このサーキットはターン1だけでも非常にユニークです。他にはないサーキットですね
ブラッド・ビンダー
キャラミのメインストレートを抜けるビンダー

キャラミのメインストレートを抜けるビンダー

© Craig Kolesky/Red Bull Content Pool

F1以外では、500ccロードレース世界選手権(現MotoGP™)が1992シーズンに改装後のキャラミで開催され、1998シーズンから2002シーズンと2009シーズンから2010シーズンまではスーパーバイク世界選手権(WSBK)も開催された。
記録更新には最新マシンが欠かせない

記録更新には最新マシンが欠かせない

© Tyrone Bradley/Red Bull Content Pool

しかし、ローカルなレースとイベントを除けば、右コーナー6・ 左コーナー10を擁するこのユニークな名称のサーキットではそこまで多くのアクションは見られてこなかった。
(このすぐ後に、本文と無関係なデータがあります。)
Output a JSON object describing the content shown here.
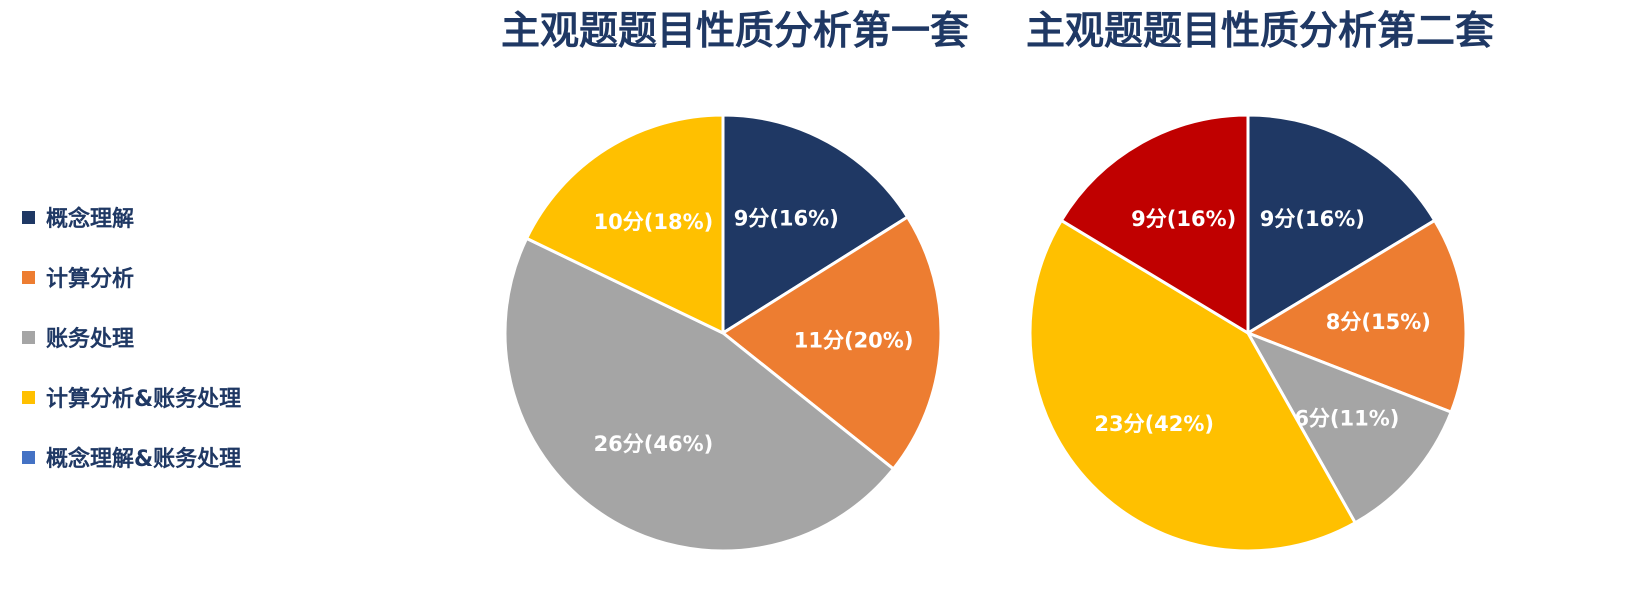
{
  "legend": [
    {
      "label": "概念理解",
      "color": "#1f3864"
    },
    {
      "label": "计算分析",
      "color": "#ed7d31"
    },
    {
      "label": "账务处理",
      "color": "#a5a5a5"
    },
    {
      "label": "计算分析&账务处理",
      "color": "#ffc000"
    },
    {
      "label": "概念理解&账务处理",
      "color": "#4472c4"
    }
  ],
  "chart_data": [
    {
      "type": "pie",
      "title": "主观题题目性质分析第一套",
      "slices": [
        {
          "category": "概念理解",
          "value": 9,
          "label": "9分(16%)",
          "color": "#1f3864"
        },
        {
          "category": "计算分析",
          "value": 11,
          "label": "11分(20%)",
          "color": "#ed7d31"
        },
        {
          "category": "账务处理",
          "value": 26,
          "label": "26分(46%)",
          "color": "#a5a5a5"
        },
        {
          "category": "计算分析&账务处理",
          "value": 10,
          "label": "10分(18%)",
          "color": "#ffc000"
        }
      ]
    },
    {
      "type": "pie",
      "title": "主观题题目性质分析第二套",
      "slices": [
        {
          "category": "概念理解",
          "value": 9,
          "label": "9分(16%)",
          "color": "#1f3864"
        },
        {
          "category": "计算分析",
          "value": 8,
          "label": "8分(15%)",
          "color": "#ed7d31"
        },
        {
          "category": "账务处理",
          "value": 6,
          "label": "6分(11%)",
          "color": "#a5a5a5"
        },
        {
          "category": "计算分析&账务处理",
          "value": 23,
          "label": "23分(42%)",
          "color": "#ffc000"
        },
        {
          "category": "",
          "value": 9,
          "label": "9分(16%)",
          "color": "#c00000"
        }
      ]
    }
  ]
}
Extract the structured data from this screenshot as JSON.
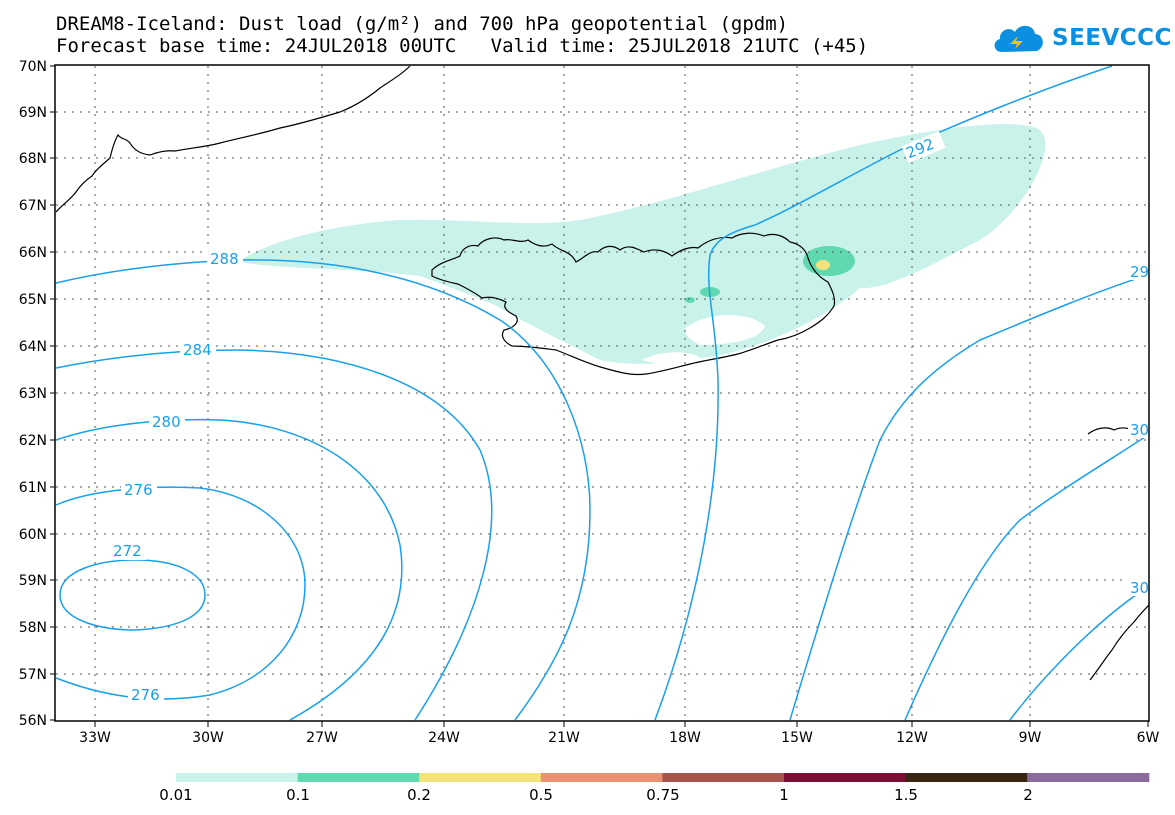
{
  "header": {
    "title_line1": "DREAM8-Iceland: Dust load (g/m²) and 700 hPa geopotential (gpdm)",
    "title_line2": "Forecast base time: 24JUL2018 00UTC   Valid time: 25JUL2018 21UTC (+45)"
  },
  "logo": {
    "text": "SEEVCCC",
    "icon": "cloud-icon"
  },
  "map": {
    "lat_labels": [
      "70N",
      "69N",
      "68N",
      "67N",
      "66N",
      "65N",
      "64N",
      "63N",
      "62N",
      "61N",
      "60N",
      "59N",
      "58N",
      "57N",
      "56N"
    ],
    "lon_labels": [
      "33W",
      "30W",
      "27W",
      "24W",
      "21W",
      "18W",
      "15W",
      "12W",
      "9W",
      "6W"
    ],
    "contour_labels": [
      "288",
      "284",
      "280",
      "276",
      "272",
      "276",
      "292",
      "29",
      "30",
      "30"
    ],
    "contour_color": "#1aa0ea"
  },
  "colorbar": {
    "colors": [
      "#c8f2ea",
      "#5fd9b0",
      "#f5e27a",
      "#e99170",
      "#a9544a",
      "#7a0f36",
      "#3a2412",
      "#8b6aa0"
    ],
    "labels": [
      "0.01",
      "0.1",
      "0.2",
      "0.5",
      "0.75",
      "1",
      "1.5",
      "2"
    ]
  }
}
しかし、今回の挑戦でその流れが変わった。
最後になるが、挑戦のプロセスを正しく記録するために、撮影クルーはFPVドローンを採用した。近年のスポーツシーンで常識となっているこのテクノロジーは、キャラミを超高速で周回するKTM RC16の視覚体験をさらに強烈なものにしている。
ソファや椅子にしっかりと腰掛けて、ビンダーの強烈な走り、スペシャルゲスト、ユーモアを楽しんでもらいたい。